The more they emulated the atmosphere of their native lands, the less they missed them, according to the sheik.

That feeling is obvious at the Educational Center, a place of worship founded in 2001 by immigrants, which also gives classes in integration and subjects related to Islam.

During the daily prayers at the center, the faithful follow the imam’s sermon attentively, united in their faith despite their diverse origins.

“The nature of the mosque we have at the Educational Center reflects the origins of people from Africa, Europe and Asia. We have Muslims from Indonesia, Malaysia, Albania, France, Algeria, Morocco, Egypt and Palestine. We have Muslims from everywhere,” Moussa Youssef, a member of the center, told EFE recently.

He noted that there are also local Muslims among the 2,000 to 3,000 faithful who attend the center. “The great majority are Mexicans,” he said.

For Youssef, a native of Egypt, Mexico is a favorable land for practicing Islam, thanks to certain cultural similarities and the religious tolerance of the Latin American nation.

Sheik Louahabi said that all Muslims in Mexico try to be united under the concept that there is but one God and Muhammad is his prophet. But he acknowledged that sects exist “for their own interests.”

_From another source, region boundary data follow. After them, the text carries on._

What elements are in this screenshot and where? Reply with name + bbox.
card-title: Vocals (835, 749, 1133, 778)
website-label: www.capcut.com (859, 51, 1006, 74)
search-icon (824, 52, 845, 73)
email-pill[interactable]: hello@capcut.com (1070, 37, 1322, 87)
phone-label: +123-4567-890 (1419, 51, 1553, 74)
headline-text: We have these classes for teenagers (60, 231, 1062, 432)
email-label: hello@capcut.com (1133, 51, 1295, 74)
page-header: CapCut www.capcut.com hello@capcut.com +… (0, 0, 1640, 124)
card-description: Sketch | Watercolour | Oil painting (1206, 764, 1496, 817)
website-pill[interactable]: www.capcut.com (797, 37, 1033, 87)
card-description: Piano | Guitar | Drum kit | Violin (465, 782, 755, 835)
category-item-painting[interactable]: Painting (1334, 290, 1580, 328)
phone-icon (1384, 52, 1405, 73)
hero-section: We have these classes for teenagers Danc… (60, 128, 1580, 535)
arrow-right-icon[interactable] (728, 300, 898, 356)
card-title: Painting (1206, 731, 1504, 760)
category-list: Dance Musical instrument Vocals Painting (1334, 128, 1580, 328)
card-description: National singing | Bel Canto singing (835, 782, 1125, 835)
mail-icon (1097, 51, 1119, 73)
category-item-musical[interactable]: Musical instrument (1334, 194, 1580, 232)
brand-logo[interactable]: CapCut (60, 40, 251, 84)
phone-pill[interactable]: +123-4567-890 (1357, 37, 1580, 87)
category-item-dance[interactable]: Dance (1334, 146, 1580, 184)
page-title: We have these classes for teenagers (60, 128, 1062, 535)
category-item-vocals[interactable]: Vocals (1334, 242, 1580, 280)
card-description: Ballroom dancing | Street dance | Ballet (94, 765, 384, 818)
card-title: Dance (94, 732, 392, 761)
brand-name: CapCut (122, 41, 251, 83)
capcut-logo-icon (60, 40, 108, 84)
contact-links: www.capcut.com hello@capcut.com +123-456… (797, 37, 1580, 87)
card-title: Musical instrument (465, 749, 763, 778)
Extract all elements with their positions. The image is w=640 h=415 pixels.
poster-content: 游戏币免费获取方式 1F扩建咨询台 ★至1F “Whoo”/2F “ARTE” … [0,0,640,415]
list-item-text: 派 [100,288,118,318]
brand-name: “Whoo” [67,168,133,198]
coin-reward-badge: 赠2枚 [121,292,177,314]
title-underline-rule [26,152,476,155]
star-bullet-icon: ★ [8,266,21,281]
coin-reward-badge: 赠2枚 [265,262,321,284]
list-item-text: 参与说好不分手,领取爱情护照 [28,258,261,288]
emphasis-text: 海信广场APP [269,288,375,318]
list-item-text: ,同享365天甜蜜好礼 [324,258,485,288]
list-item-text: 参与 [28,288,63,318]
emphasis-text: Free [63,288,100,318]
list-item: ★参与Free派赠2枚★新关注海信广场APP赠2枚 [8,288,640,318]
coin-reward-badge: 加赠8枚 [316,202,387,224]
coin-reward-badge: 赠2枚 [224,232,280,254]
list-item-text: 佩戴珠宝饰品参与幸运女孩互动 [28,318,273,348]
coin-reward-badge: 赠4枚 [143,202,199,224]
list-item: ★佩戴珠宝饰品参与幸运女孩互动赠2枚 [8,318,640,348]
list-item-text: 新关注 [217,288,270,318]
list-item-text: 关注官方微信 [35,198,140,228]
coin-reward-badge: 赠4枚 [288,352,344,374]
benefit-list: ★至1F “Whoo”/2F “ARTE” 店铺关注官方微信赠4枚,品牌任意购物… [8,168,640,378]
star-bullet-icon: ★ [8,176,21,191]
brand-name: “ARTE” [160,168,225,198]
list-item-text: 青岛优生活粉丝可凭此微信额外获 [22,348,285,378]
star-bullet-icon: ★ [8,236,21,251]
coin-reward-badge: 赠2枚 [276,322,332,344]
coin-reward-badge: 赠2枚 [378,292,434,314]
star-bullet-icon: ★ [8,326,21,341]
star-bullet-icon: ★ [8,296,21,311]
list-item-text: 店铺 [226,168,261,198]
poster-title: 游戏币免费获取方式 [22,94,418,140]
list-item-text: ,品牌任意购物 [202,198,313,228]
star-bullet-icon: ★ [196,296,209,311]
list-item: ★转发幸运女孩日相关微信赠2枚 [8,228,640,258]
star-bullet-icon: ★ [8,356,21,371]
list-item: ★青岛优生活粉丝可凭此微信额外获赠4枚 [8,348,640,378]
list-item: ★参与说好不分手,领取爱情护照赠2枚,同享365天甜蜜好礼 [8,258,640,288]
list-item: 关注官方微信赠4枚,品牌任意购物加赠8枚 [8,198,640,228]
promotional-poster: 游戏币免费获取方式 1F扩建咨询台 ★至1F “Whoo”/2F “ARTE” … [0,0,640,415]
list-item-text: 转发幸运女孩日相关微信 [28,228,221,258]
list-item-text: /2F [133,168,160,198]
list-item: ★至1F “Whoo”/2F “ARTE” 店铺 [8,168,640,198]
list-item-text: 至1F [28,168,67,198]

“That is why we are not perfectly united,” he said.

For that reason, when he gives a sermon he tells the faithful that if anyone asks them to what religion they belong, they must simply answer: Islam.

“But if they are asked, ‘Are you Shiite? Are you Sunni? Are you Ibadi?’ I tell them to answer, “I am Muslim,’ because the prophet Ibrahim (Abraham) said ‘You are called Muslims.’ We all follow the same path, the religion of the prophet Muhammad,” he said.